Sale prefixed a Preliminary Discourse to his translation covering topics including Arabs "before hijrah"; the State of the Eastern Churches, and Judaism, at time of Mohammed; the Peculiarities of the Quran; positive and negative Doctrines and Instructions of the Quran; and political Islam in the 1730s.

Sale posits the decline of the Persian Empire on rivalry between the sects of Manes and Mazdak, and mass immigration into Arabia to escape persecution in the Grecian empire. In his eighth essay on False Prophecy, Sale notes Muslim Sects both Canonical (Maleci, Hanefites, Hanbali and Shafi‘i) and "heretical" (Shi'ism).

==Other works==
Sale was also a corrector of the Arabic version of the New Testament (1726) issued by the Society for Promoting Christian Knowledge. He acquired a library with valuable rare manuscripts of Persian, Ottoman Turkish, and Arabic origins, which is now held in the Bodleian Library, Oxford.

He assisted in the writing of the Universal History published in London from 1747 to 1768. When the plan of universal history was arranged, Sale was one of those who were selected to carry it into execution. Sale wrote the chapter, "The Introduction, containing the Cosmogony, or Creation of the World". Critics of the time accused Sale of having a view which was hostile to tradition and the Scriptures.

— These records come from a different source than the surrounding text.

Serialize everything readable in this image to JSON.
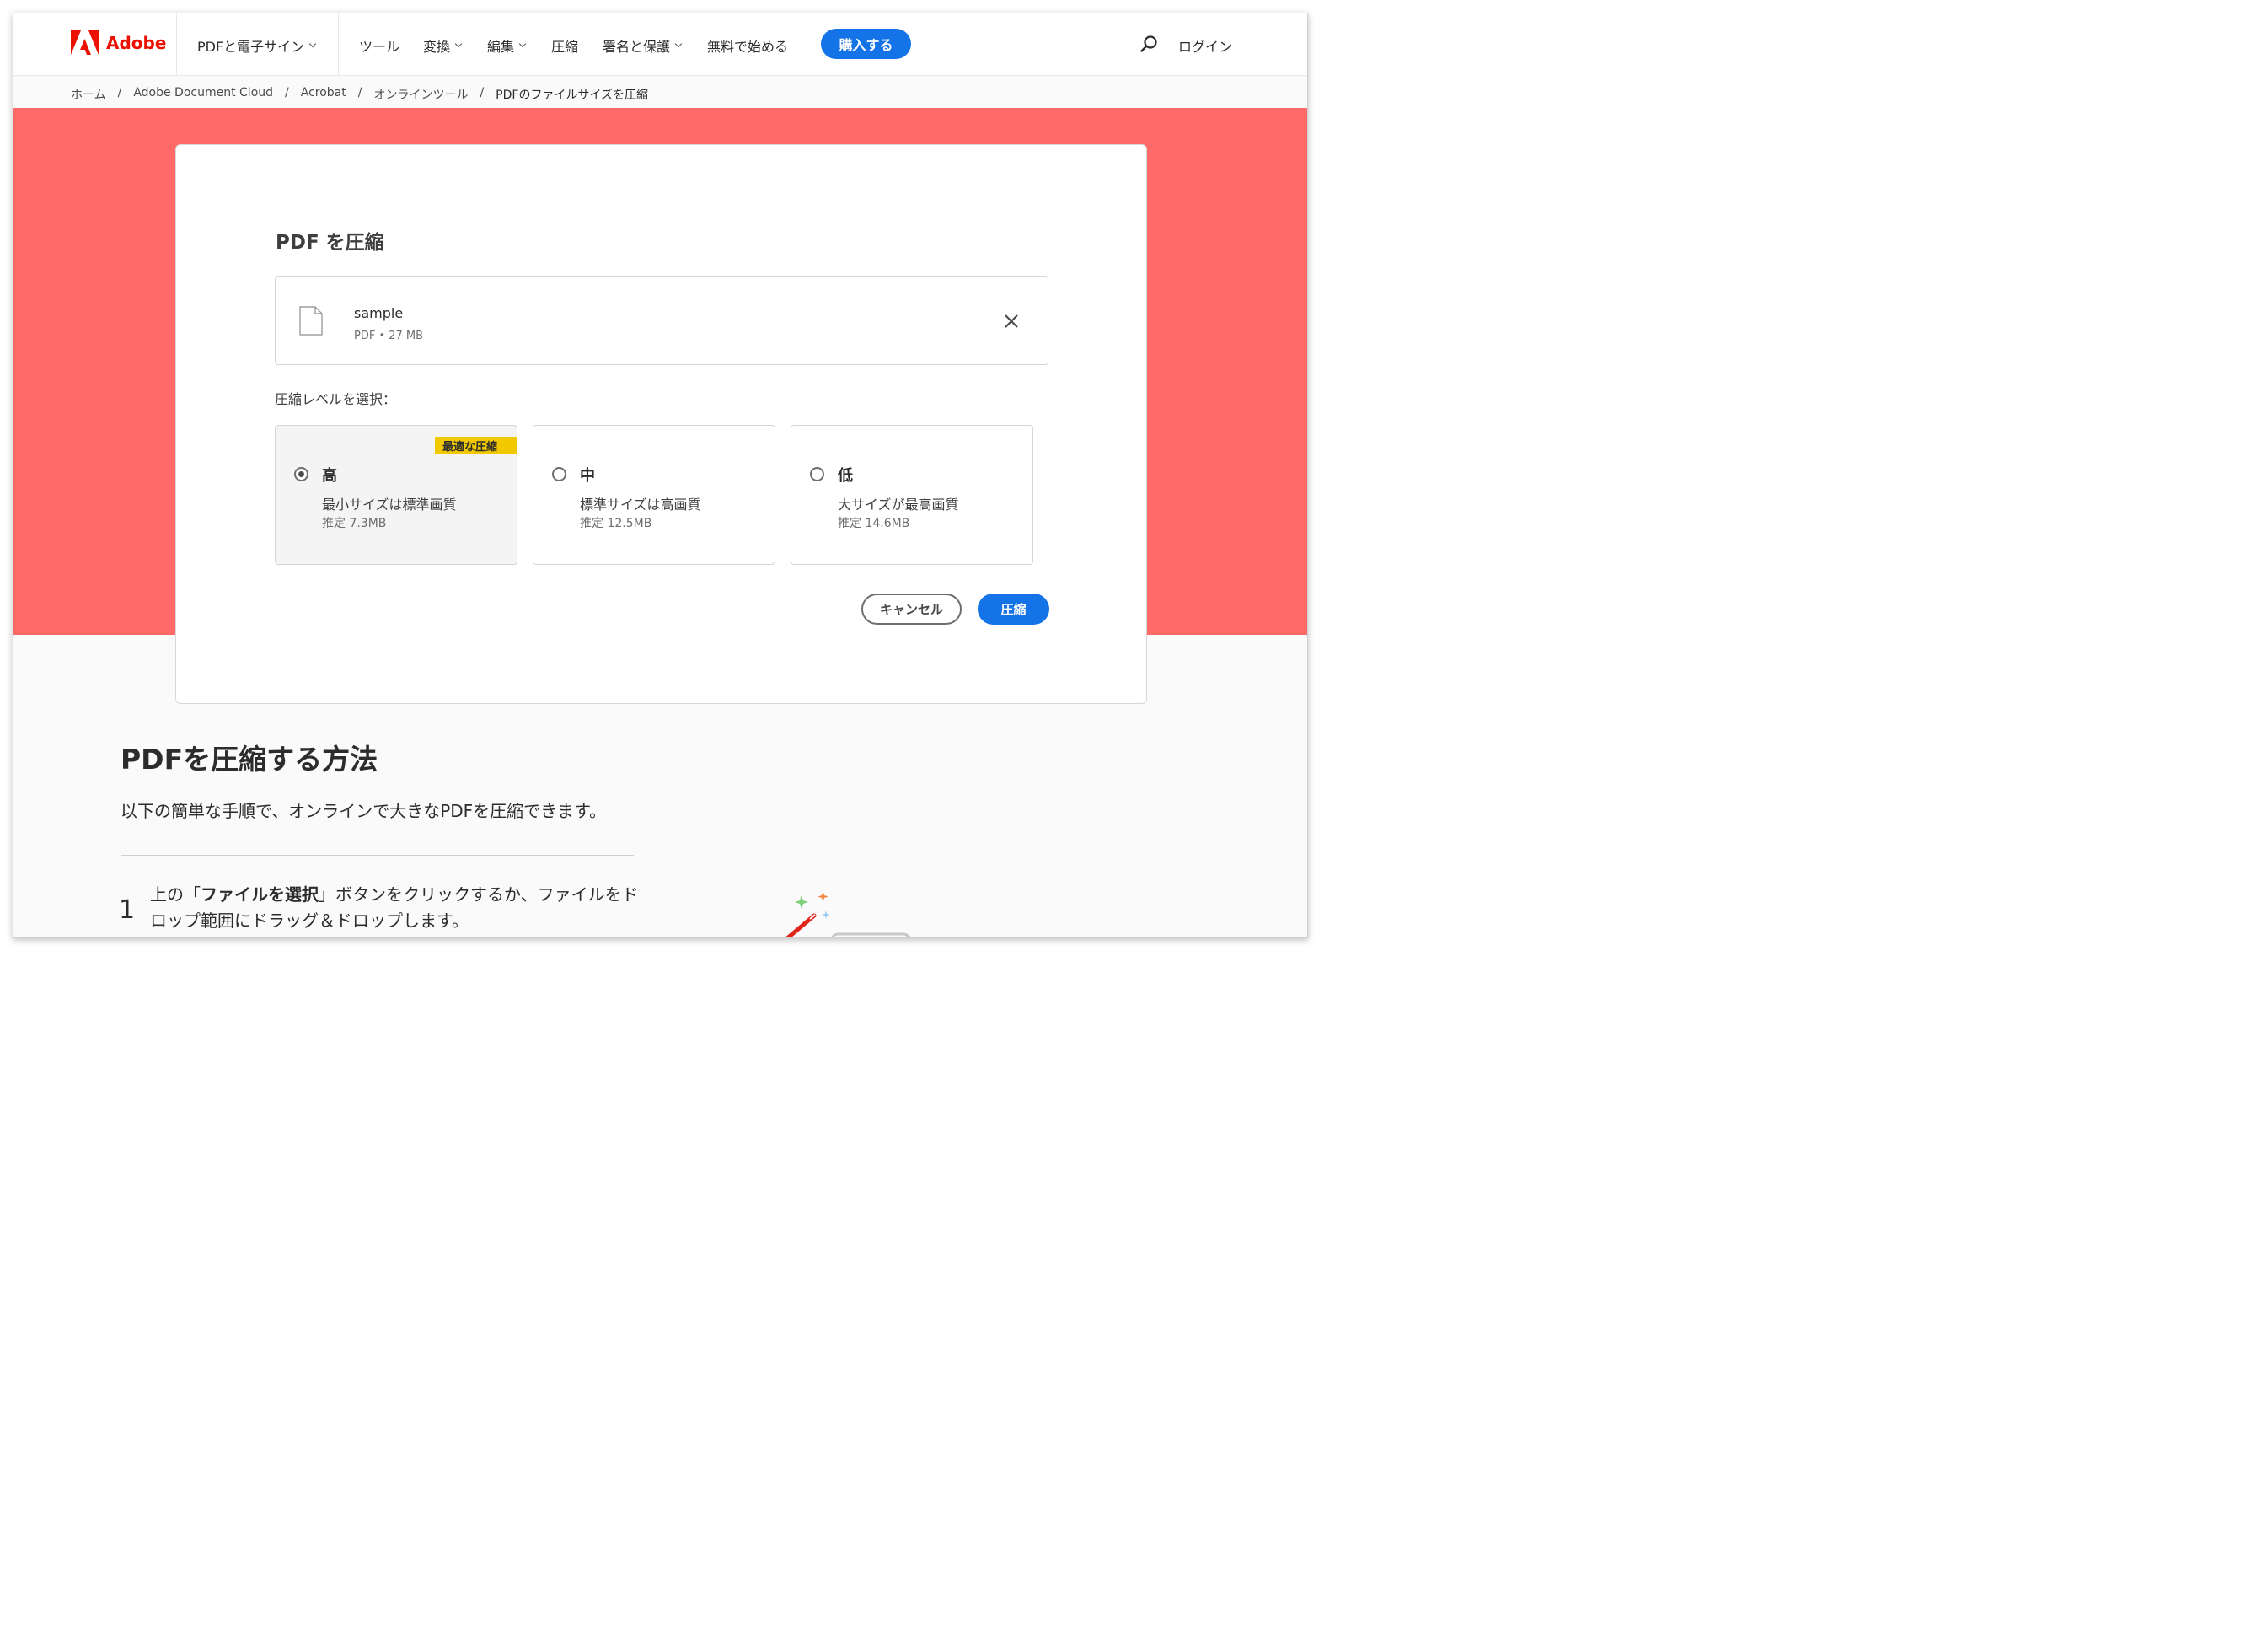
{
  "header": {
    "brand": "Adobe",
    "nav": [
      {
        "label": "PDFと電子サイン",
        "dropdown": true
      },
      {
        "label": "ツール",
        "dropdown": false
      },
      {
        "label": "変換",
        "dropdown": true
      },
      {
        "label": "編集",
        "dropdown": true
      },
      {
        "label": "圧縮",
        "dropdown": false
      },
      {
        "label": "署名と保護",
        "dropdown": true
      },
      {
        "label": "無料で始める",
        "dropdown": false
      }
    ],
    "buy_label": "購入する",
    "login_label": "ログイン"
  },
  "breadcrumb": [
    "ホーム",
    "Adobe Document Cloud",
    "Acrobat",
    "オンラインツール",
    "PDFのファイルサイズを圧縮"
  ],
  "breadcrumb_separator": "/",
  "card": {
    "title": "PDF を圧縮",
    "file": {
      "name": "sample",
      "meta": "PDF • 27 MB"
    },
    "level_label": "圧縮レベルを選択：",
    "options": [
      {
        "title": "高",
        "desc": "最小サイズは標準画質",
        "estimate": "推定 7.3MB",
        "selected": true,
        "badge": "最適な圧縮"
      },
      {
        "title": "中",
        "desc": "標準サイズは高画質",
        "estimate": "推定 12.5MB",
        "selected": false
      },
      {
        "title": "低",
        "desc": "大サイズが最高画質",
        "estimate": "推定 14.6MB",
        "selected": false
      }
    ],
    "cancel_label": "キャンセル",
    "compress_label": "圧縮"
  },
  "how": {
    "title": "PDFを圧縮する方法",
    "subtitle": "以下の簡単な手順で、オンラインで大きなPDFを圧縮できます。",
    "step1": {
      "number": "1",
      "prefix": "上の「",
      "bold": "ファイルを選択",
      "suffix": "」ボタンをクリックするか、ファイルをドロップ範囲にドラッグ＆ドロップします。"
    }
  },
  "colors": {
    "brand_red": "#eb1000",
    "hero_bg": "#ff6a68",
    "primary_blue": "#1473e6",
    "badge_yellow": "#f2c800"
  }
}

They attacked his account of cosmogony as having a view giving currency to heretical opinions.

His books:
- The Koran, First Edition, 1734. (ed. high resolution scans from the Posner Memorial Collection.)
- George Sale (Translator) and Claude Etienne Savary (illustrator), "The Koran: Commonly Called the Alcoran of Mohammed". J.W. Moore, 1856. 670 pages
- George Sale, et al., "Sacred Books of the East: With Critical and Biographical Sketches". Colonial Press, 1900. 457 pages
- Sale, George, Bower, Archibald and Psalmanazar, George; An Universal History, from the Earliest Account of Time. Millar, 1747.
- George Sale, "Selections from the Koran of Mohammed". Priv. print. by N.H. Dole, 1904. 211 pages.
- George Sale, et al., "Arabic Reading Lessons: Consisting of Easy Extracts from the Best Authors". Wm. H. Allen, 1864. 103 pages.

==Legacy==
In 1760 the Radcliffe Library, Oxford acquired his collection of mainly 13th- to 18th-century Persian and Arabic manuscripts, mostly poetry and belles-lettres. They were transferred to the Bodleian Library in 1872. Richard Alfred Davenport wrote his biography. Works included in Sales library include Ibn Khallikān’s Wafayāt al-ayān (MSS Sale 48–49); selection of hadith (MS Sale 70); collections of the stories of saints and martyrs (MS Sale 77–78); the sayings of Alī (MS Sale 82); biographies of Shi'ite, Majālis al-mu'minīn by Nūr Allāh b.'Abd Allāh Shushtarī (MS Sale 68); instructions on use of the Quran for divination (MS Sale 69), and a treatise on the merits of visiting the Prophet's grave (MS Sale 56).

Sale's translation of the Quran has been reprinted into modern times. In January 2007, Keith Ellison, the first Muslim elected to the United States Congress, was sworn in using a 1764 edition of Sale's translation of the Quran, sold to the Library of Congress in 1815 by Thomas Jefferson. In January 2019 newly elected Congresswomen Rashida Tlaib and Ilhan Omar were sworn in using the same edition of Sale's translation.